Dataiku est utilisé « pour effectuer du packaging d’algorithmes de manière centralisée ».
« En collaboration avec les Maisons les plus matures qui ont déjà des algorithmes, nous prenons ces briques et nous les rendons modulaires en utilisant, quand le besoin s’en fait sentir, des librairies d’IA avancées : de la vision par ordinateur, des transformers pour le traitement du langage naturel et nous commençons à expérimenter les grands modèles de langage et de diffusion ».
Ces paquets correspondent à des notebooks contenant le code des modèles et les appels aux librairies. Une fois centralisés, les data scientists et les data engineers peuvent aisément modifier les algorithmes suivant le cahier des charges d’une Maison.
« Nous n’envisageons les modèles ni comme des outils à usage unique, ni comme des pilotes, mais comme des actifs à enrichir pendant plusieurs années », insiste Axel de Goursac.
Axel de GoursacHead of Data Science, LVMH
Accélérer la disponibilité des algorithmes grâce au low-code
Les modèles packagés sont intégrés dans Dataiku à l’aide de plugins. Ces plugins servent à traduire les pipelines et leurs composants en éléments low-code/no-code, que les data scientists associent à une documentation « détaillée ». « Outre le déploiement possible dans plusieurs Maisons, cela permet une démocratisation des usages auprès de personnes qui ne sont pas forcément data scientists ».
La mise en production est effectuée sur les instances GCP et Alibaba Cloud.
« La plateforme facilite le déploiement des algorithmes dans les différentes Maisons, sur les différents canaux, dans les différents marchés. Les fonctions de MLOps nous offrent une industrialisation rapide et un run stable », affirme le directeur de la data science.

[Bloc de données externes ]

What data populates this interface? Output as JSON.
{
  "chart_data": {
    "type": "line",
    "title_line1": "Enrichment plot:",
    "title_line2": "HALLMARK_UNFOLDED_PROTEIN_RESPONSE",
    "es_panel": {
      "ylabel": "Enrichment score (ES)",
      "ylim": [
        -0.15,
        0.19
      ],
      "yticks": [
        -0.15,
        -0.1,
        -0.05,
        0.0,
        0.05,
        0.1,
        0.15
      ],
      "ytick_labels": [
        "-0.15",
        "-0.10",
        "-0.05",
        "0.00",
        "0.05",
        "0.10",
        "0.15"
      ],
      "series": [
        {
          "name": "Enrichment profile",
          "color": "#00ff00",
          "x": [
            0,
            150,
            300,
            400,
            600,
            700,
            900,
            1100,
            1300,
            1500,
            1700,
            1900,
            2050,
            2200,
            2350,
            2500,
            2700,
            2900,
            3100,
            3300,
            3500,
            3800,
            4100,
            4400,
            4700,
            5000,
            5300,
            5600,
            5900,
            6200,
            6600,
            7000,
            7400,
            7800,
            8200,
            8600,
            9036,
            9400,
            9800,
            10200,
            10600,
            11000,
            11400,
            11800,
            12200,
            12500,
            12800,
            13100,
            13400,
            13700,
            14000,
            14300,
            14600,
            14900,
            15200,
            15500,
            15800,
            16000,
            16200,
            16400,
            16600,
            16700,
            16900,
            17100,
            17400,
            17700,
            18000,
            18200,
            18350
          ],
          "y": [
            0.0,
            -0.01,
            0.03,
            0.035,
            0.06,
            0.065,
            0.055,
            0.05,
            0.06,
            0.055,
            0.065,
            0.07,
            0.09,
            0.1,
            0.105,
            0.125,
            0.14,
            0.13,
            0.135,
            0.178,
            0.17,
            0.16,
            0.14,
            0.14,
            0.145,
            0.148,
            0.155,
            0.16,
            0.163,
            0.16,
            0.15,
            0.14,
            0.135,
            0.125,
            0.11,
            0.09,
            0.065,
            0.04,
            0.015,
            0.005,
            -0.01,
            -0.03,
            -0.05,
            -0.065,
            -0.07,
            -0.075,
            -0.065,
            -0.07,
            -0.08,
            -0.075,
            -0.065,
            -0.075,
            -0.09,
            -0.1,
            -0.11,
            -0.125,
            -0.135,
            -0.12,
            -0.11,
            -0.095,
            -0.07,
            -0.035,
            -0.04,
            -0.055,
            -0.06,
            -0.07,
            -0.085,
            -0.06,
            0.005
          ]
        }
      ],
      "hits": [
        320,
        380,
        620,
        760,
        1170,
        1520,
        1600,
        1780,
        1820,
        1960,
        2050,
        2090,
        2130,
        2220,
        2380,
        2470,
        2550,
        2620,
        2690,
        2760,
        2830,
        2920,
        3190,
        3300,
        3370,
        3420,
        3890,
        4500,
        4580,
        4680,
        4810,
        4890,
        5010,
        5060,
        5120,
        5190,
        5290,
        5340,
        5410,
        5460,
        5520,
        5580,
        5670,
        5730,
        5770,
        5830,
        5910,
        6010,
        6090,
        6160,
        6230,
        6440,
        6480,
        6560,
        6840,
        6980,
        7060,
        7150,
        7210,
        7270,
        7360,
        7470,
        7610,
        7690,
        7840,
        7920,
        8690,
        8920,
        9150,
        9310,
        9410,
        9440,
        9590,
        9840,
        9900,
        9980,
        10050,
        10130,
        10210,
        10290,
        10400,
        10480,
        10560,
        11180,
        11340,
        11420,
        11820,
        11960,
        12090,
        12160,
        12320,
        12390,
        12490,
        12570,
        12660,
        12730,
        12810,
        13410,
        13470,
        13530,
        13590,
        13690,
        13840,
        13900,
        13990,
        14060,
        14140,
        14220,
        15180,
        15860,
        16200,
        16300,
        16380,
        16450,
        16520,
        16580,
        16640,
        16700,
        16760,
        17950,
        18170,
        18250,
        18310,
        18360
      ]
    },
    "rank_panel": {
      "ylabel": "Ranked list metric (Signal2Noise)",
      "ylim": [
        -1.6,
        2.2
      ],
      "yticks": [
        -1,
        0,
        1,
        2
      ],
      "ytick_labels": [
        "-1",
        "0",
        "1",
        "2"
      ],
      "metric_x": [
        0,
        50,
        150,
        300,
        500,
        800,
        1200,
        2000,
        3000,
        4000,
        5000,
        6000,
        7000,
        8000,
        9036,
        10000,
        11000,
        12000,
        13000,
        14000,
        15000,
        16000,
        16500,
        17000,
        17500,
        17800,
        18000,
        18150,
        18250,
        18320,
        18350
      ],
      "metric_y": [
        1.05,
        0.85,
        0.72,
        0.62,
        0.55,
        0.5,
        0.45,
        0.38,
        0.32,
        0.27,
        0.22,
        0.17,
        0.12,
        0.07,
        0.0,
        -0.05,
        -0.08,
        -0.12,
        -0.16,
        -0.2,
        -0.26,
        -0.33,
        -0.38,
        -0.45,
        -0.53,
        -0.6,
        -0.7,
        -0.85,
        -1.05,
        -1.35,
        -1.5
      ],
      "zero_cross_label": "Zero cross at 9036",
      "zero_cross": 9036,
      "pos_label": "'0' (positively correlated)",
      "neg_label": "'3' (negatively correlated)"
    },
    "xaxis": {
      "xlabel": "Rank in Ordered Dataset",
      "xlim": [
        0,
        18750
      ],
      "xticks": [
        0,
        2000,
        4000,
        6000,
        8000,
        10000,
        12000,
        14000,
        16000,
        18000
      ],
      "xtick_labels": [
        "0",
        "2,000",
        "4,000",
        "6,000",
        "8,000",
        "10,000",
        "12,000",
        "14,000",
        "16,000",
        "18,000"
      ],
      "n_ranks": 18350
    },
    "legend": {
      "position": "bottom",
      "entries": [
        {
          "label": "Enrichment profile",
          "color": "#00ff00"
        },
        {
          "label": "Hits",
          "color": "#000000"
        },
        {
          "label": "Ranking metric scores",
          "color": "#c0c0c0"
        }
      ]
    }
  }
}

LVMH a choisi cette approche, car les équipes ont constaté qu’il fallait plusieurs mois pour lancer et terminer un cycle. Par exemple, pour élaborer un modèle de recommandations personnalisées de produits dans une newsletter, il convient d’explorer et de transformer les données sources d’une Maison, de réaliser la modélisation, une série de benchmarks d’algorithmes avant de passer au développement, puis au post processing « afin de bien respecter l’image de marque en sélectionnant les recommandations que l’on souhaite afficher ».
« Une fois l’algorithme packagé, vous pouvez court-circuiter un certain nombre de ces étapes », indique Alex de Goursac. « Nous déployons des algorithmes dans l’environnement Dataiku d’une Maison, nous le connectons à ses données et les utilisateurs peuvent le personnaliser par rapport à leurs données, à leur contexte business spécifique et aux besoins des clients ».
Au lieu de quelques mois, les résultats sont obtenus en quelques semaines, note-t-il.
L’un ne va pas sans l’autre, souligne Aurélien Gascon. « En central et dans certaines Maisons, il y a des usagers avancés qui développent des algorithmes que l’on pourra répliquer ».
Dans d’autres cas, des modèles, certes durables, ne seront pas répliqués au vu de leurs spécificités.
Surtout, pour le responsable de l’architecture d’entreprise, cette approche permet à la fois d’obtenir une gouvernance centralisée des données et des modèles tout en conservant l’autonomie des Maisons.